O disco inteiro é assim. Você terá suas emoções remexidas. Você terá um reencontro emocional arrasador.

Fiquei sem apoio. A gente procura se apoiar quando toma essas pancadas e, nesse esforço, me lembrei do filme “O Fabuloso destino de Amélie Poulain. A personagem encontra, acidentalmente, em um vão de uma das paredes de sua casa, uma caixa de metal envelhecida pelo tempo. Abre a caixa e encontra figurinhas, soldadinhos de chumbo, carrinhos. Entre as delicadezas todas que a personagem comete no filme, ela se esforça para encontrar o dono da caixa e devolvê-la. O dono agora é homem feito nos 50 anos, aparenta certa sisudez, certa amargura. Ela consegue fazer a caixa chegar ao dono. A reação do homem reencontrando sua caixa de brinquedos foi a minha na primeira audição de Gerais.

O Disco contém caminhos melódicos e harmônicos poderosos traçados por Renato Martins. São inflexões soberbas para o discurso. Não sei quem fez primeiro o quê, falo sobre letra/melodia, mas para mim, fica claro que ambos falavam da mesma coisa. Observe os momentos de plenitude deste encontro em trechos como “O Maracanã morreu por dentro, meu senhor” em Gerais, em “uma rosa preta e branca a poesia trouxe aqui pra você,  Tia Rainha Geni...” em Rosa preta e branca, em “...eu era rei nos ombros seus pensando que podia até tocar o sol...” de Saudade do meu Avô, um primor. Ou nos saborosos “...amendoim, pernil...” e “...lateral subindo mais que a Brahma...” de Hino do Futebol moderno. Sem falar da linda marcha Mar Negro. Tudo sem salto, sem susto, orgânico, intrínseca. Você é levado pela música sem se dar conta graças a ela mesma. Uma generosidade.

As letras contêm pérolas aos montes. Tanto tempo é necessário para surgirem as pérolas. Roberto Didio é um craque em não dizer o que ele quer que você entenda. E você entende. Repare, aqui há um mundo de coisas que não está escrito: “Tua fotografia o tempo pintou de amarelo”, “... teu hino é muito maior (...) faz a favela rasgar o pano da humilhação, Marighella também foi coringão...”, “Corisco vendeu mel engarrafado, balançou em trem lotado (...) não deu campo nem salão...”, "...eu sei porque sofri, tem mais raça o sofredor...". São muitas. Domina o tempo ou sabe congelá-lo para que o ouvinte o veja. Faz uma tarde cair só olhando pro céu, uma capacidade de síntese assustadora e muita generosidade pois dá tempo ao ouvinte, dá respiro, sugere, insinua construtivista.
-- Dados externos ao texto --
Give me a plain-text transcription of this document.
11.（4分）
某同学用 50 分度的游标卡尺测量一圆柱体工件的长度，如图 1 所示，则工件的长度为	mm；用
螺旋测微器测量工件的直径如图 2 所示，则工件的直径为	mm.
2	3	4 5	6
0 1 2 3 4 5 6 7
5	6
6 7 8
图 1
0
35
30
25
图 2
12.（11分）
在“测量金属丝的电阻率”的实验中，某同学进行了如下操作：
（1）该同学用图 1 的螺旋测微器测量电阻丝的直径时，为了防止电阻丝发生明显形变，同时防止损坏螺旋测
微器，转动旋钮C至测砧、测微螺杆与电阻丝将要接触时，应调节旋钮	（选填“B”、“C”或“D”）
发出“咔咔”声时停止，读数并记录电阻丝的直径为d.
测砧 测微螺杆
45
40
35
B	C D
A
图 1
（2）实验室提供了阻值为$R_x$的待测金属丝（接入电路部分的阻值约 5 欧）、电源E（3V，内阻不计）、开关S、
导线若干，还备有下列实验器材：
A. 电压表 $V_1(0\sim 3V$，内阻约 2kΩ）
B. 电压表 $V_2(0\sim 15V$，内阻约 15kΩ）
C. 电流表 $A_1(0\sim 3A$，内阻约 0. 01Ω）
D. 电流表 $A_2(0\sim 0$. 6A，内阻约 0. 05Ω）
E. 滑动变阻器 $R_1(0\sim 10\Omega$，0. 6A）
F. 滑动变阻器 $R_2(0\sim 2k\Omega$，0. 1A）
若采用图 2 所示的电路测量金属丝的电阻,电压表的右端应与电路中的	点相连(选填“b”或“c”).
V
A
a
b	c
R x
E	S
A direção musical é assinada por Glauber Seixas, Marcus Thadeu e Magno Júlio. Tudo bem tocado, bem cantado e os arranjos só contribuem à narrativa. Batucada nas mãos de Marcus Thadeu e Magno Júlio. Fácil, redondo. Meio campo com Zenon. Tamborins dobrados, um copo, um pandeiro nada ortodoxo (graças a Deus!), um surdo senhor de si e que se vire a turma dos arames. E se viram bem. Há contribuições de peso nessa arquibancada. Cristovão Bastos, Luciana Rabello, Ana Rabello, Lelo, Renato Braz, Gabriel Cavalcante, Júlio Pinheiro no 7, o botonista Maurício Carrilho, Anabela e, uma cantora que adoro, Amélia Rabello. Gente que só fica maior dando voz aos que têm o que dizer. E há as interpretações do próprio Renato Martins que são excelentes.
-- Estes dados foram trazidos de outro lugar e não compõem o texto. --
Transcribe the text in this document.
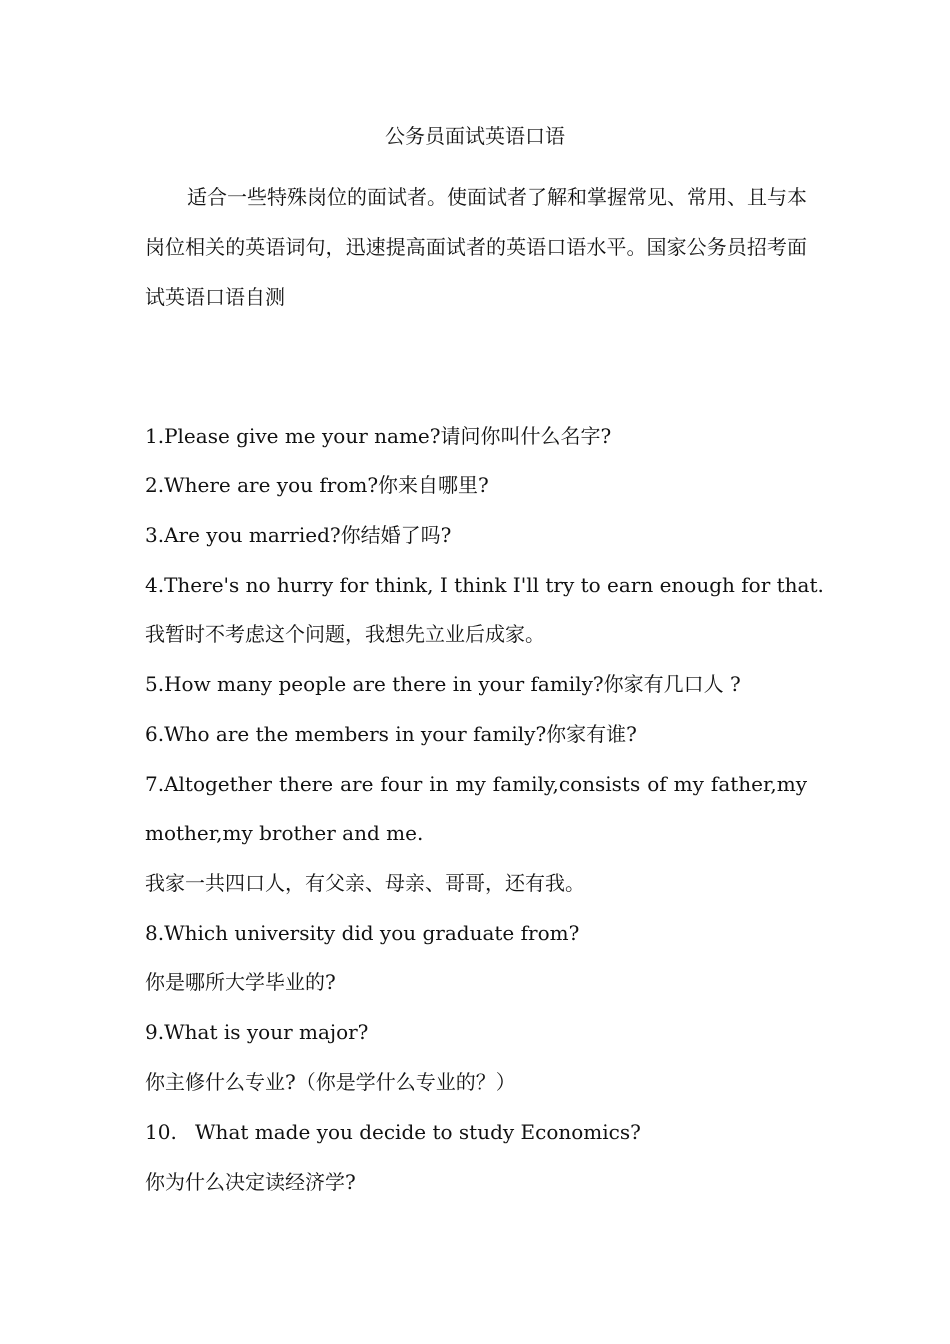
公务员面试英语口语

适合一些特殊岗位的面试者。使面试者了解和掌握常见、常用、且与本岗位相关的英语词句，迅速提高面试者的英语口语水平。国家公务员招考面试英语口语自测

1.Please give me your name?请问你叫什么名字?
2.Where are you from?你来自哪里?
3.Are you married?你结婚了吗?
4.There's no hurry for think, I think I'll try to earn enough for that.
我暂时不考虑这个问题，我想先立业后成家。
5.How many people are there in your family?你家有几口人 ?
6.Who are the members in your family?你家有谁?
7.Altogether there are four in my family,consists of my father,my
mother,my brother and me.
我家一共四口人，有父亲、母亲、哥哥，还有我。
8.Which university did you graduate from?
你是哪所大学毕业的?
9.What is your major?
你主修什么专业?（你是学什么专业的？）
10. What made you decide to study Economics?
你为什么决定读经济学?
Gabriel Cavalcante é um acontecimento! E ele é quem canta o "Samba pro Magro". Outro acontecimento!

Desenho gráfico de Sergio Rossi. Preto e branco recuperando a fonte do número da camisa da democracia corinthiana. Certeiro, enxuto, preciso.

Para mim transpareceu o prazer que os envolvidos tiveram nessa produção. Tudo amarrado. “É olhar escolher e marcar”.

Eu tenho um orgulho danado de presenciar isto e sei, muito mais tranquilo, que se a corda arrebentar de repente esses dois estarão na frente. Estarão na frente.

Há algumas faixas disponíveis aqui. Ouça e confira.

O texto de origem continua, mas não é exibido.